Транспортное соединение с той стороной продолжается. В той же Константиновке на вокзале посмотрите, какое количество вагонов РЖД на наших составах. Мало кто говорит об этом, кстати, но все железные дороги Донецкой области сегодня управляются из оккупированного Донецка. Железная дорога — это же не поезда. Это рельсы, семафоры, расписание движения поездов.
Товарные вагоны ходят в одну и в другую сторону — руда, уголь, кокс. Эти связи работают хорошо. Заходят составы на Авдеевский коксохим, выходят оттуда, а потом далеко не все идут в нашу сторону. До сих пор работает и Донецкий металлургический завод — пусть хоть и не во весь рост. Шахты тоже не стоят. Наши теплоэлектростанции, некогда переоборудованные с газа на уголь, тоже работают, и делают это на определенных марках угля. Этот уголь почти весь добывается на оккупированных территориях.
У нас есть экономические отношения с «ДНР», пусть мы их и не признаем. Но составы идут. Если мы перестанем покупать у них уголь, электричества не будет ни там, ни здесь. Та же Кураховская ТЭС — она снабжает электричеством и нашу сторону, и Донецк. И мне было бы интересно, кстати, как Донецк за это электричество рассчитывается. Платит ли он, чем, и кому.
Недавно Вернись живым заявили, что ищут кадры и нового руководителя. Значит ли это, что проект останется без Дейнеги?
Я никуда уходить не буду, но в ближайшие месяцы у меня могут появиться небольшие бизнес-проекты. Я хочу начать хоть немного зарабатывать, поскольку не вижу конца войне и учусь жить с ней «в долгую». Они будут отнимать несколько часов в неделю. «Вернись живым» же останется, даже когда война закончится.
Мне кажется, наша организация уже показала, что мы можем достаточно много. А если можем — это надо делать. Если мы хотим продолжать делать вещи в таких же масштабах, нам нужны еще мозги. Я ищу нескольких человек. Это и позиции с рутинной работой, так и люди с мозгами, которые чего-то добились в жизни. Мы им найдем применение. Пришло больше 100 резюме: многие согласились работать у нас бесплатно или за минимальные деньги. Конечно, были смешные резюме. Например, прислал резюме человек, который раньше работал в киевском крематории — безусловно, лозунг «Вернись живым» там тоже актуален.
Фонд будет заниматься, в основном, тепловизорами, как и сейчас?
Нет. До конца этого года мы и Минобороны закупим достаточное количество тепловизоров и приборов ночного виденья, чтобы с нового года этот вопрос не был настолько актуален. Дальше я хотел бы переключиться на другое направление.

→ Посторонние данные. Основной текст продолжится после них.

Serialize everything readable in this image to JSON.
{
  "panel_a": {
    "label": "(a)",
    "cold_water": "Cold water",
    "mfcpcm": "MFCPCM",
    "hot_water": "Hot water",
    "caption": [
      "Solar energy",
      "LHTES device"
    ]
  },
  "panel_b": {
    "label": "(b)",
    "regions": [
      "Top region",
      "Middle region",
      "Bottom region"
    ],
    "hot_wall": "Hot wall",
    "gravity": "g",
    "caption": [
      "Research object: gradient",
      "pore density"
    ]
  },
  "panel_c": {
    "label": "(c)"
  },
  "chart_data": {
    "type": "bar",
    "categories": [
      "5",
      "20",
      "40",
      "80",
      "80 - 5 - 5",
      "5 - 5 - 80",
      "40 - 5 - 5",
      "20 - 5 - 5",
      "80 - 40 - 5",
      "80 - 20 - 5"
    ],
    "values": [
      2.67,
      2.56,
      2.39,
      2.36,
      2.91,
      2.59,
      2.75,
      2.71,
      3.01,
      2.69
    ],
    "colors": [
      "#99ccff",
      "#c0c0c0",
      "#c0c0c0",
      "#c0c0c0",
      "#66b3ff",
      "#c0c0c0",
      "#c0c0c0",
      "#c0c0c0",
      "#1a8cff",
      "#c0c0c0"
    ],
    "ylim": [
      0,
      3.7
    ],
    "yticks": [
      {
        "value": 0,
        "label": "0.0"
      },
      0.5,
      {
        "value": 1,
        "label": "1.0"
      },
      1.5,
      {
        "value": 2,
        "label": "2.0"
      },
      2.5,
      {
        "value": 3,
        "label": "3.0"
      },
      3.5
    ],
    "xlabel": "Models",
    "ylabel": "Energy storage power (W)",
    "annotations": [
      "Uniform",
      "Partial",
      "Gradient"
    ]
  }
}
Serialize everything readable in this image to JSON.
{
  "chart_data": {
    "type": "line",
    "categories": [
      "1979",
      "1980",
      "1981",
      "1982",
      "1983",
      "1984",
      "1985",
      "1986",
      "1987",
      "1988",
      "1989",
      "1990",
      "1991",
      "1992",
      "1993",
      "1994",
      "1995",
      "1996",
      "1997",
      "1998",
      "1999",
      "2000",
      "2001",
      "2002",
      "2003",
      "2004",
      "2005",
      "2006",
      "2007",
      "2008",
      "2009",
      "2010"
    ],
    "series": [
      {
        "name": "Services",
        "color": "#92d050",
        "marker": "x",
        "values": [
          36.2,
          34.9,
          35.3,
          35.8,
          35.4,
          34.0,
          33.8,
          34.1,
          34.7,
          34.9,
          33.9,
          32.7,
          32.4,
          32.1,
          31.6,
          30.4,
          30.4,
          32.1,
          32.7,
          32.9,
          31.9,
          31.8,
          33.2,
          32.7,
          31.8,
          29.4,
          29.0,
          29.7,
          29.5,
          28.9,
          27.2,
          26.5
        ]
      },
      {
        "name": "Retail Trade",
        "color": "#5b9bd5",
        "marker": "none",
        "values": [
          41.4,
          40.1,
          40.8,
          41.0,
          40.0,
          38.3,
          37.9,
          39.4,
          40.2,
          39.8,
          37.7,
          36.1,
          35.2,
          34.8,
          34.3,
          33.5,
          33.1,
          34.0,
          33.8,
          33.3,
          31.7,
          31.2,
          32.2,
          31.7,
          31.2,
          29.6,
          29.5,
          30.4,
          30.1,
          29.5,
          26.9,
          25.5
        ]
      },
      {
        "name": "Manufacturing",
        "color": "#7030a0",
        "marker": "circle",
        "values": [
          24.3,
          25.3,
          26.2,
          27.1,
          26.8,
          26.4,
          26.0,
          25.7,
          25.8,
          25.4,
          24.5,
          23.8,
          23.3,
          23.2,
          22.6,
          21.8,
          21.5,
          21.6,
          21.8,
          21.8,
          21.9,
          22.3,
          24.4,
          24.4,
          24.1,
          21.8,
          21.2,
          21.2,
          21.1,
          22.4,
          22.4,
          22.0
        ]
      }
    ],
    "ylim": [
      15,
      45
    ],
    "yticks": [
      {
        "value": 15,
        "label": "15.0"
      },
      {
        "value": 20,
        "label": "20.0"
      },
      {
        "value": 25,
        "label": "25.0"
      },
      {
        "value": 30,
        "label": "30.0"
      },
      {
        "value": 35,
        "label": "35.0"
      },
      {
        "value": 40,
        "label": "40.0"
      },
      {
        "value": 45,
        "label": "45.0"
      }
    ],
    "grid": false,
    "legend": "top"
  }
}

Одно из самых необходимых — подготовка военных. У нас уже был курс по подготовке саперов, его прошли около двухсот человек. Она оказалась настолько сильной, что на ее основе сейчас готовят саперов ВДВ.
Таким же образом мы хотели бы реформировать подготовку большинства видов войск, а через какое-то время — и офицеров. Это долгоиграющая идея, и на ее реализацию нужно два руководителя. Один гражданский — он у нас есть, другой — воевавший военный, со званием не ниже майора, который служил на должности не ниже замначальника батальона или начальника штаба батальона. Задачей Вернись живым будет собрать деньги и дать ресурсы. Их задача будет все это использовать. Мы будем контролировать.
Второе направление — психологическое сопровождение бойцов. Мы хотим, чтобы психологи работали непосредственно на линии соприкосновения: боролись с той же проблемой алкоголизма на войне, с внутригрупповой агрессией и отказами от выполнения приказов, помогали решать психологические проблемы военных. Тут тоже нужен человек: гражданский, менеджер, с психологическим образованием. Таких людей очень не хватает, а если и есть, то не все согласны ехать на фронт даже за хорошую зарплату. По этому направлению тоже дыра, потому что требования высокие.
Какие именно виды войск в украинской армии нужно было бы реформировать в первую очередь?
Например, систему подготовки снайперов, саперов — в пехоте, а не только в ВДВ. А дальше — система подготовки разведгрупп, за ними — танкисты, артиллеристы, снайперы, офицеры. Сейчас это направление у нас тоже простаивает, потому что мы не можем найти на него руководителя.
Это поможет решить проблемы?
По моему убеждению, оно способно очень сильно поменять ход войны. Может быть, даже сильнее, чем тепловизоры.